First and foremost, I am amazed at the quality of the camera and quality of the lenses. I remember the days when Kodak turned out consumerism junk. The Instamatic took blurry pictures. Then they had the 110 camera that had no resolution at all. Plastic lenses were the order of the day.
It was explained to me that when digital cameras came about, Kodak had an epiphany. They had to turn out a quality camera to compete. And as far as I am concerned they did.
My 6 mega-pixel camera was ruined when I took a tumble into a snow bank. The camera was buried and it was warm, so the snow melted, and water got into the circuits, destroying the totally electronic camera.
The one pictured above is on its last legs. It stopped working (presumably after it took a bump). When turned on, the red light on the back near the peephole blinks red and it appears as if the battery is dead. Changing the batteries doesn't help. It never came with a charger because I didn't buy the dock.
I read online where if you pressed the "up" arrow on the back and turned the knob on the top to the auto position (on), then you could get the camera to start. I tried this, and the camera did open and immediately closed again.
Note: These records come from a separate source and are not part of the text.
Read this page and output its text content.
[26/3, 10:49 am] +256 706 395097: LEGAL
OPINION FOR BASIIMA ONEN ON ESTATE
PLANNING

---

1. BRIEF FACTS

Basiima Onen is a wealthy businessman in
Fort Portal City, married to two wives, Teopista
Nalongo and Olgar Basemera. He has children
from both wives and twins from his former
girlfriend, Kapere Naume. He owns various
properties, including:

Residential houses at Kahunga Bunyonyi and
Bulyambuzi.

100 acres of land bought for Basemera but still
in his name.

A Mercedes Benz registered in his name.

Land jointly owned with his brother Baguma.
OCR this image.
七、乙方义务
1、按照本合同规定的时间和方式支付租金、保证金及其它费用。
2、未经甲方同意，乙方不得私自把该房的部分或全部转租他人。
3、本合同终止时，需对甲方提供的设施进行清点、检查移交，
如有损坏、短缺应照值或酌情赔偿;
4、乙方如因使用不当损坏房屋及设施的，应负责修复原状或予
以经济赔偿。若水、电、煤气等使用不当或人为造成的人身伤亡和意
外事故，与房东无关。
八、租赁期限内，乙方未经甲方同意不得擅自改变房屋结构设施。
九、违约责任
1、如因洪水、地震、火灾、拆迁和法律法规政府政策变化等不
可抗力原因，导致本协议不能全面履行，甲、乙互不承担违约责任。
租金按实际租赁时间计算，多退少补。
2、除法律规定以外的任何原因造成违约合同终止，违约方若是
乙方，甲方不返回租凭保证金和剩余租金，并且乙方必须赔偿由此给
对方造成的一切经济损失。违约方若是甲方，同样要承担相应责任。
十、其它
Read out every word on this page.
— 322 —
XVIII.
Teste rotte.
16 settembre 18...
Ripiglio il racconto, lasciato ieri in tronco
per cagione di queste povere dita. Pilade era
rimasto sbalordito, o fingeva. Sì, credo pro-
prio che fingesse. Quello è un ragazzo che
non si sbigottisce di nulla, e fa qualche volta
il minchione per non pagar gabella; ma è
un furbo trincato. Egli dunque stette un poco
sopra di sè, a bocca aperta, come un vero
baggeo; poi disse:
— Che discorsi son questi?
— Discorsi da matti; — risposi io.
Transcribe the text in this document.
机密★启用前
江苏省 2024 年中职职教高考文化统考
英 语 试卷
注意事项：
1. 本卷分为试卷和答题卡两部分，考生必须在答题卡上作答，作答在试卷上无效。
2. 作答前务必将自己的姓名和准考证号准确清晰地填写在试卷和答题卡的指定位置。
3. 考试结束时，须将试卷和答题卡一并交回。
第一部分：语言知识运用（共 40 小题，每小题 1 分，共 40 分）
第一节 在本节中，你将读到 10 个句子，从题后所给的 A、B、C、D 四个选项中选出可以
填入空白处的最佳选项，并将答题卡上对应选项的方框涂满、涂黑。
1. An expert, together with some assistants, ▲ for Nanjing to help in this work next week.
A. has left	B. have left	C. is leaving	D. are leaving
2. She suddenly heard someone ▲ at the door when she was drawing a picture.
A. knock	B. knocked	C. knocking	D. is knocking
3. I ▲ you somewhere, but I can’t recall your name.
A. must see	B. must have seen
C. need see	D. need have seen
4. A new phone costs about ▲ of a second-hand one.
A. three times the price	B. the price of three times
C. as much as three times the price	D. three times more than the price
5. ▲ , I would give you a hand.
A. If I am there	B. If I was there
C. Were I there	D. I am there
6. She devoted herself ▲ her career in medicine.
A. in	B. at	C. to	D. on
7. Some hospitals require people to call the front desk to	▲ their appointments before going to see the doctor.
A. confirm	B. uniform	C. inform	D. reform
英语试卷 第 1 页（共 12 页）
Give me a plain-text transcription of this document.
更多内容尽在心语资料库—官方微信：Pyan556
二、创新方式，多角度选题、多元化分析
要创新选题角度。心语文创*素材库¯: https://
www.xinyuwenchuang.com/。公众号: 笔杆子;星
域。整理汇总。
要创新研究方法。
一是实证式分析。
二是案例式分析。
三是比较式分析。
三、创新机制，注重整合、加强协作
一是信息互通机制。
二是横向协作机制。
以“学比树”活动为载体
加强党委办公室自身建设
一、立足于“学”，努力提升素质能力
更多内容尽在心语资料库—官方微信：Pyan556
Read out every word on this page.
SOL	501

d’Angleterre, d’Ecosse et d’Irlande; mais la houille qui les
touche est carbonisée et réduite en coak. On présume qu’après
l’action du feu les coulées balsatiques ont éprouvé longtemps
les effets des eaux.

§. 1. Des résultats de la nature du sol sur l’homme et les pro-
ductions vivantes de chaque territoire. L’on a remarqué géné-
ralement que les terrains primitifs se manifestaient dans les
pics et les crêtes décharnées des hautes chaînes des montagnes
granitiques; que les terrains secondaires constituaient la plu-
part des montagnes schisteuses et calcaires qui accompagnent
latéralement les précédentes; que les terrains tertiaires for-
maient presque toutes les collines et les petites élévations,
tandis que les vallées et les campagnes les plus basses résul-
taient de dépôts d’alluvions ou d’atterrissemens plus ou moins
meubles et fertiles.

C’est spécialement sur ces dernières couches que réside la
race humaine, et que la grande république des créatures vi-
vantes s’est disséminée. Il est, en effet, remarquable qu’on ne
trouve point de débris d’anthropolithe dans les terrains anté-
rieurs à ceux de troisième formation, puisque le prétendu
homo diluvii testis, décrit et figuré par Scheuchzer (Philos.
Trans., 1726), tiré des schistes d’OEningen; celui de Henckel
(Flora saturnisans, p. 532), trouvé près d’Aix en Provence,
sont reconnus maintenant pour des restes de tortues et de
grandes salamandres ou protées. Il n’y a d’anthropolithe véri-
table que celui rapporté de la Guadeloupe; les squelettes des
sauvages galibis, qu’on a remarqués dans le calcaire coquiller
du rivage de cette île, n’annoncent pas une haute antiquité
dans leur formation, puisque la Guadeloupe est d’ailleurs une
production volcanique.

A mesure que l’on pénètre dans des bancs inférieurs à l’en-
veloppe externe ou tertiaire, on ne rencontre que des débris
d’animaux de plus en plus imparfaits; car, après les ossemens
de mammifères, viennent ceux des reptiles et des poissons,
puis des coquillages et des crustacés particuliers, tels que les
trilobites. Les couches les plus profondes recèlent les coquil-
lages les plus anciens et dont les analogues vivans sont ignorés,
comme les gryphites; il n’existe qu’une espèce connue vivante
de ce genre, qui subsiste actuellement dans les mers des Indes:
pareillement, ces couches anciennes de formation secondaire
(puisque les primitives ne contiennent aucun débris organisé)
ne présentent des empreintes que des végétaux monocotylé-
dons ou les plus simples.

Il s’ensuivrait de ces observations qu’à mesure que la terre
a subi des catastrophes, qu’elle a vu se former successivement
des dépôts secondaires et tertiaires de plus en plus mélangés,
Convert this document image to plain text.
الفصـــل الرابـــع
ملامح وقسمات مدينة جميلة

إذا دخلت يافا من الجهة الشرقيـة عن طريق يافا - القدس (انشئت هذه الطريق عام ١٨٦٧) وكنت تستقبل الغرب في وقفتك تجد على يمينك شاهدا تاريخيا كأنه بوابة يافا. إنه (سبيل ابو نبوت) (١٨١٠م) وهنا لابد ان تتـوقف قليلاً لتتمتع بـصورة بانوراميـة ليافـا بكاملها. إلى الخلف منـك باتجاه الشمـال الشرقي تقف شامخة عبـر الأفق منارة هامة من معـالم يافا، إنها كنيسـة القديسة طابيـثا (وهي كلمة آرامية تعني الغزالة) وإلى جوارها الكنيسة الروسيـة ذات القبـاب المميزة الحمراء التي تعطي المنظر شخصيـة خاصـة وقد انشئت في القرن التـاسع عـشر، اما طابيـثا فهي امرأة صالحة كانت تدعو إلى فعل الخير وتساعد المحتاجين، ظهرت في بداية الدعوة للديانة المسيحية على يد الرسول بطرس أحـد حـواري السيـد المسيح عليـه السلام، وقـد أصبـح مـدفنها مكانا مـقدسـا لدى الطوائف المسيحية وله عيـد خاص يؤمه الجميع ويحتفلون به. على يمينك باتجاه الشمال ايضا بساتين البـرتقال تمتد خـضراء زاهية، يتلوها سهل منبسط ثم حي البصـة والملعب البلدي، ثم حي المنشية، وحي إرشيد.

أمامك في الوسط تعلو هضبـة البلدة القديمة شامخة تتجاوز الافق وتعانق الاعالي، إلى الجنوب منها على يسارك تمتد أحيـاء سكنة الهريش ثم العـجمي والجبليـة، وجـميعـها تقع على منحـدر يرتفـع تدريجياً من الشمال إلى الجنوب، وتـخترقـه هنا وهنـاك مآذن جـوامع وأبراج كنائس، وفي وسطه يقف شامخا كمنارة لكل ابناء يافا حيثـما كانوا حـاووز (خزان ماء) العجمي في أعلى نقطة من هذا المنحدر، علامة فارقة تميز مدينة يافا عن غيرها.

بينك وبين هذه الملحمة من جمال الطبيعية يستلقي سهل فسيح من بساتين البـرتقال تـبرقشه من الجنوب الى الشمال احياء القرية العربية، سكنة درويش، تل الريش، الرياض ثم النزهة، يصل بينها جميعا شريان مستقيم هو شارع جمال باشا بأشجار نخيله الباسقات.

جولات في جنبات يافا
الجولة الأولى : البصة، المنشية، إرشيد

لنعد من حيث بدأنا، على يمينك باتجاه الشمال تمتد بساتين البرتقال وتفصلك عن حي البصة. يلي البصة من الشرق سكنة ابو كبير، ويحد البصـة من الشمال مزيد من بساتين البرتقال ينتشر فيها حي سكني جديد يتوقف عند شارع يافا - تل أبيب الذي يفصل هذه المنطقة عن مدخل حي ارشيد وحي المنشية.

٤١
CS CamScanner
I experimented by pushing the OK button, the up button and turning it on. It turned on, and immediately turned off again. I didn't do anything but kept pressure on the buttons. It turn on and off.
I set the camera down, and a few minutes later, I turned it on. It worked perfectly. I took a few pictures, and then it went flaky again.
There is something wrong with the firmware or hardware of the camera. It does flake out, but it still takes pictures when it works by fiddling with it. After three or four pictures, it flakes out again.
I can't really complain. This camera is over three years old and has taken thousands of pictures including close-ups. For a cheap snapshot camera, I will probably replace it with the same thing.